AKP, demokrasinin yerine teokrasiyi getirmek istediği için Yasama, Yürütme, Yargı arasındaki güçler ayrılığını; yargı bağımsızlığını (AS: ve tarafsızlığını); düşünceyi ifade, yayın, medya ve örgütlenme özgürlüğünü ortadan kaldırmıştır.
AKP, demokrasinin yerine teokrasiyi getirmek istediği için, eğitim dinselleşmiştir,
Eğitimde nitelik ve bilimsellik ortadan kalkmıştır.

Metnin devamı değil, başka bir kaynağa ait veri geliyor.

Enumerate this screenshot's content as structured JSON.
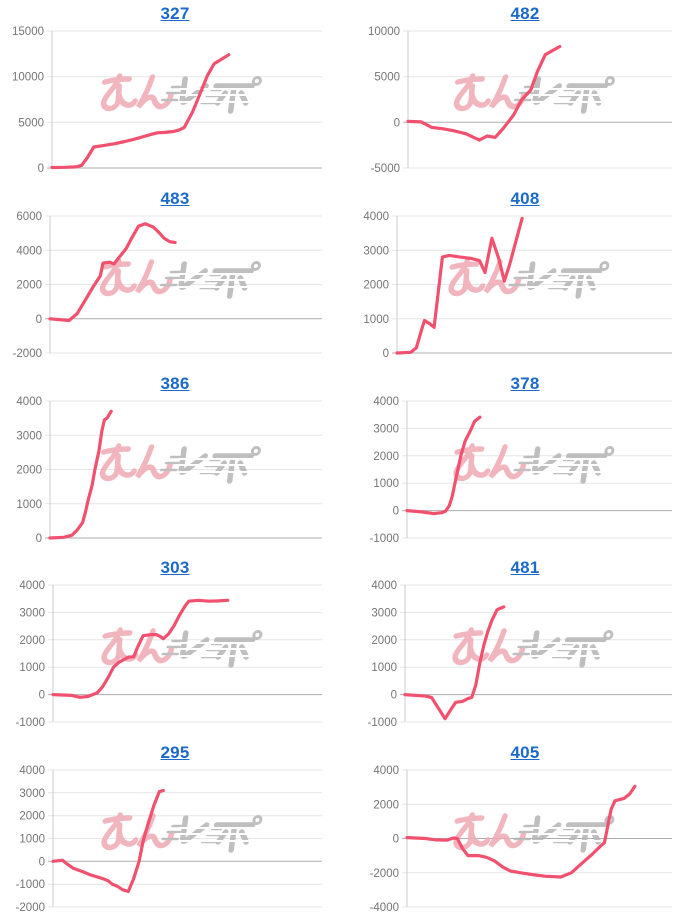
{
  "style": {
    "background": "#FFFFFF",
    "line_color": "#F1506E",
    "grid_color": "#E6E6E6",
    "zero_line_color": "#ADADAD",
    "axis_color": "#CCCCCC",
    "tick_label_color": "#757575",
    "title_link_color": "#1B6AC9"
  },
  "watermark": {
    "text": "みんレポ",
    "pink_color": "#EFA9B3",
    "gray_color": "#B5B5B5"
  },
  "chart_data": [
    {
      "type": "line",
      "title": "327",
      "legend": "none",
      "grid": true,
      "xlim": [
        0,
        1
      ],
      "ylim": [
        0,
        15000
      ],
      "y_ticks": [
        15000,
        10000,
        5000,
        0
      ],
      "points": [
        [
          0,
          50
        ],
        [
          0.05,
          80
        ],
        [
          0.09,
          120
        ],
        [
          0.11,
          300
        ],
        [
          0.13,
          1100
        ],
        [
          0.155,
          2300
        ],
        [
          0.19,
          2450
        ],
        [
          0.23,
          2650
        ],
        [
          0.27,
          2900
        ],
        [
          0.31,
          3200
        ],
        [
          0.34,
          3450
        ],
        [
          0.37,
          3700
        ],
        [
          0.39,
          3850
        ],
        [
          0.42,
          3900
        ],
        [
          0.45,
          4000
        ],
        [
          0.47,
          4150
        ],
        [
          0.49,
          4450
        ],
        [
          0.52,
          6100
        ],
        [
          0.545,
          7900
        ],
        [
          0.575,
          10100
        ],
        [
          0.6,
          11400
        ],
        [
          0.655,
          12400
        ]
      ]
    },
    {
      "type": "line",
      "title": "482",
      "legend": "none",
      "grid": true,
      "xlim": [
        0,
        1
      ],
      "ylim": [
        -5000,
        10000
      ],
      "y_ticks": [
        10000,
        5000,
        0,
        -5000
      ],
      "points": [
        [
          0,
          100
        ],
        [
          0.05,
          50
        ],
        [
          0.09,
          -550
        ],
        [
          0.13,
          -700
        ],
        [
          0.17,
          -900
        ],
        [
          0.22,
          -1250
        ],
        [
          0.27,
          -1950
        ],
        [
          0.3,
          -1500
        ],
        [
          0.33,
          -1650
        ],
        [
          0.36,
          -700
        ],
        [
          0.4,
          800
        ],
        [
          0.43,
          2450
        ],
        [
          0.465,
          3550
        ],
        [
          0.49,
          5550
        ],
        [
          0.52,
          7400
        ],
        [
          0.575,
          8300
        ]
      ]
    },
    {
      "type": "line",
      "title": "483",
      "legend": "none",
      "grid": true,
      "xlim": [
        0,
        1
      ],
      "ylim": [
        -2000,
        6000
      ],
      "y_ticks": [
        6000,
        4000,
        2000,
        0,
        -2000
      ],
      "points": [
        [
          0,
          0
        ],
        [
          0.07,
          -100
        ],
        [
          0.1,
          300
        ],
        [
          0.13,
          1100
        ],
        [
          0.16,
          1900
        ],
        [
          0.185,
          2500
        ],
        [
          0.195,
          3250
        ],
        [
          0.22,
          3300
        ],
        [
          0.235,
          3200
        ],
        [
          0.25,
          3500
        ],
        [
          0.28,
          4100
        ],
        [
          0.3,
          4700
        ],
        [
          0.325,
          5400
        ],
        [
          0.35,
          5550
        ],
        [
          0.38,
          5350
        ],
        [
          0.4,
          5050
        ],
        [
          0.42,
          4700
        ],
        [
          0.44,
          4500
        ],
        [
          0.46,
          4450
        ]
      ]
    },
    {
      "type": "line",
      "title": "408",
      "legend": "none",
      "grid": true,
      "xlim": [
        0,
        1
      ],
      "ylim": [
        0,
        4000
      ],
      "y_ticks": [
        4000,
        3000,
        2000,
        1000,
        0
      ],
      "points": [
        [
          0,
          0
        ],
        [
          0.05,
          20
        ],
        [
          0.07,
          150
        ],
        [
          0.09,
          700
        ],
        [
          0.1,
          950
        ],
        [
          0.12,
          850
        ],
        [
          0.135,
          750
        ],
        [
          0.165,
          2800
        ],
        [
          0.19,
          2850
        ],
        [
          0.23,
          2800
        ],
        [
          0.27,
          2760
        ],
        [
          0.3,
          2700
        ],
        [
          0.32,
          2350
        ],
        [
          0.345,
          3350
        ],
        [
          0.37,
          2750
        ],
        [
          0.39,
          2100
        ],
        [
          0.41,
          2600
        ],
        [
          0.43,
          3200
        ],
        [
          0.455,
          3930
        ]
      ]
    },
    {
      "type": "line",
      "title": "386",
      "legend": "none",
      "grid": true,
      "xlim": [
        0,
        1
      ],
      "ylim": [
        0,
        4000
      ],
      "y_ticks": [
        4000,
        3000,
        2000,
        1000,
        0
      ],
      "points": [
        [
          0,
          0
        ],
        [
          0.05,
          20
        ],
        [
          0.08,
          80
        ],
        [
          0.1,
          230
        ],
        [
          0.12,
          450
        ],
        [
          0.13,
          750
        ],
        [
          0.14,
          1100
        ],
        [
          0.155,
          1550
        ],
        [
          0.165,
          2000
        ],
        [
          0.18,
          2550
        ],
        [
          0.19,
          3100
        ],
        [
          0.2,
          3450
        ],
        [
          0.21,
          3500
        ],
        [
          0.225,
          3700
        ]
      ]
    },
    {
      "type": "line",
      "title": "378",
      "legend": "none",
      "grid": true,
      "xlim": [
        0,
        1
      ],
      "ylim": [
        -1000,
        4000
      ],
      "y_ticks": [
        4000,
        3000,
        2000,
        1000,
        0,
        -1000
      ],
      "points": [
        [
          0,
          0
        ],
        [
          0.06,
          -50
        ],
        [
          0.1,
          -110
        ],
        [
          0.13,
          -75
        ],
        [
          0.145,
          -30
        ],
        [
          0.16,
          190
        ],
        [
          0.17,
          500
        ],
        [
          0.18,
          960
        ],
        [
          0.19,
          1400
        ],
        [
          0.205,
          2070
        ],
        [
          0.22,
          2550
        ],
        [
          0.24,
          2930
        ],
        [
          0.255,
          3260
        ],
        [
          0.275,
          3410
        ]
      ]
    },
    {
      "type": "line",
      "title": "303",
      "legend": "none",
      "grid": true,
      "xlim": [
        0,
        1
      ],
      "ylim": [
        -1000,
        4000
      ],
      "y_ticks": [
        4000,
        3000,
        2000,
        1000,
        0,
        -1000
      ],
      "points": [
        [
          0,
          0
        ],
        [
          0.07,
          -30
        ],
        [
          0.1,
          -100
        ],
        [
          0.13,
          -70
        ],
        [
          0.165,
          70
        ],
        [
          0.185,
          300
        ],
        [
          0.205,
          620
        ],
        [
          0.225,
          1000
        ],
        [
          0.245,
          1180
        ],
        [
          0.26,
          1260
        ],
        [
          0.28,
          1370
        ],
        [
          0.3,
          1380
        ],
        [
          0.315,
          1740
        ],
        [
          0.335,
          2150
        ],
        [
          0.365,
          2190
        ],
        [
          0.385,
          2190
        ],
        [
          0.4,
          2110
        ],
        [
          0.41,
          2040
        ],
        [
          0.43,
          2220
        ],
        [
          0.45,
          2520
        ],
        [
          0.47,
          2890
        ],
        [
          0.49,
          3220
        ],
        [
          0.505,
          3410
        ],
        [
          0.54,
          3440
        ],
        [
          0.58,
          3410
        ],
        [
          0.615,
          3420
        ],
        [
          0.65,
          3440
        ]
      ]
    },
    {
      "type": "line",
      "title": "481",
      "legend": "none",
      "grid": true,
      "xlim": [
        0,
        1
      ],
      "ylim": [
        -1000,
        4000
      ],
      "y_ticks": [
        4000,
        3000,
        2000,
        1000,
        0,
        -1000
      ],
      "points": [
        [
          0,
          0
        ],
        [
          0.08,
          -60
        ],
        [
          0.1,
          -110
        ],
        [
          0.15,
          -880
        ],
        [
          0.175,
          -500
        ],
        [
          0.19,
          -280
        ],
        [
          0.215,
          -250
        ],
        [
          0.235,
          -150
        ],
        [
          0.25,
          -100
        ],
        [
          0.265,
          350
        ],
        [
          0.28,
          1150
        ],
        [
          0.295,
          1800
        ],
        [
          0.31,
          2300
        ],
        [
          0.325,
          2700
        ],
        [
          0.345,
          3100
        ],
        [
          0.37,
          3200
        ]
      ]
    },
    {
      "type": "line",
      "title": "295",
      "legend": "none",
      "grid": true,
      "xlim": [
        0,
        1
      ],
      "ylim": [
        -2000,
        4000
      ],
      "y_ticks": [
        4000,
        3000,
        2000,
        1000,
        0,
        -1000,
        -2000
      ],
      "points": [
        [
          0,
          0
        ],
        [
          0.035,
          50
        ],
        [
          0.05,
          -100
        ],
        [
          0.075,
          -300
        ],
        [
          0.11,
          -450
        ],
        [
          0.14,
          -600
        ],
        [
          0.165,
          -680
        ],
        [
          0.19,
          -780
        ],
        [
          0.205,
          -850
        ],
        [
          0.22,
          -1000
        ],
        [
          0.24,
          -1100
        ],
        [
          0.26,
          -1250
        ],
        [
          0.28,
          -1320
        ],
        [
          0.3,
          -750
        ],
        [
          0.32,
          0
        ],
        [
          0.335,
          880
        ],
        [
          0.355,
          1700
        ],
        [
          0.375,
          2450
        ],
        [
          0.395,
          3050
        ],
        [
          0.41,
          3100
        ]
      ]
    },
    {
      "type": "line",
      "title": "405",
      "legend": "none",
      "grid": true,
      "xlim": [
        0,
        1
      ],
      "ylim": [
        -4000,
        4000
      ],
      "y_ticks": [
        4000,
        2000,
        0,
        -2000,
        -4000
      ],
      "points": [
        [
          0,
          50
        ],
        [
          0.07,
          0
        ],
        [
          0.11,
          -80
        ],
        [
          0.15,
          -100
        ],
        [
          0.175,
          30
        ],
        [
          0.19,
          0
        ],
        [
          0.21,
          -600
        ],
        [
          0.23,
          -1000
        ],
        [
          0.27,
          -1000
        ],
        [
          0.3,
          -1100
        ],
        [
          0.33,
          -1300
        ],
        [
          0.36,
          -1650
        ],
        [
          0.39,
          -1900
        ],
        [
          0.43,
          -2000
        ],
        [
          0.47,
          -2100
        ],
        [
          0.52,
          -2200
        ],
        [
          0.58,
          -2250
        ],
        [
          0.62,
          -2000
        ],
        [
          0.66,
          -1450
        ],
        [
          0.7,
          -900
        ],
        [
          0.73,
          -450
        ],
        [
          0.745,
          -250
        ],
        [
          0.77,
          1700
        ],
        [
          0.785,
          2200
        ],
        [
          0.82,
          2350
        ],
        [
          0.84,
          2600
        ],
        [
          0.86,
          3050
        ]
      ]
    }
  ]
}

AKP, demokrasinin yerine teokrasiyi getirmek istediği için, devletin tüm kurumlarında kadrolaşma dinselleşmiştir ve liyakata dayalı nitelikli kadrolaşma ortadan kalkmıştır.
AKP, demokrasinin yerine teokrasiyi getirmek istediği için, yurtdışından şeriatçı, dinci, İslamcı kitle ithalatı ve demografik mühendislik süreci başlamıştır, göçmen istilası ortaya çıkmıştır.

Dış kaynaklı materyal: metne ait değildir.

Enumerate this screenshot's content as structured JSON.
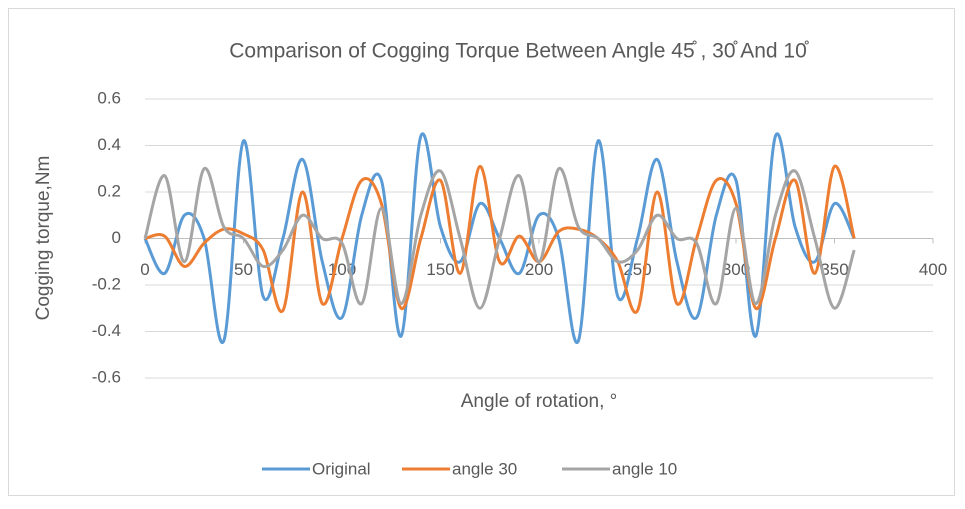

AKP, demokrasinin yerine teokrasiyi getirmek istediği için, Türkiye’de ekonomik kriz ortaya çıkmıştır.
***
AKP döneminde laiklik yoksunluğunun ekonomik krize yol açması üç biçimde gerçekleşmiştir:
1)AKP Genel Başkanı ve “Cumhurbaşkanı” Recep Tayyip Erdoğan, Kuran ayetine dayalı “nas” temelli faiz politikası uyguladığı için, ekonomiyi de dinselleştirdiği için, Türk Lirası ani ve radikal bir değer kaybına uğramış ve bu da hiper enflasyona neden olmuştur.
2) Teokrasi hedefinin bir sonucu olarak hukuk devletinin ortadan kalkmasıyla, yabancı ve yerli ekonomik yatırımlar neredeyse durma noktasına gelmiştir; hukuk devletinin yıkılması,
ekonomik güven ortamını da ortadan kaldırmıştır.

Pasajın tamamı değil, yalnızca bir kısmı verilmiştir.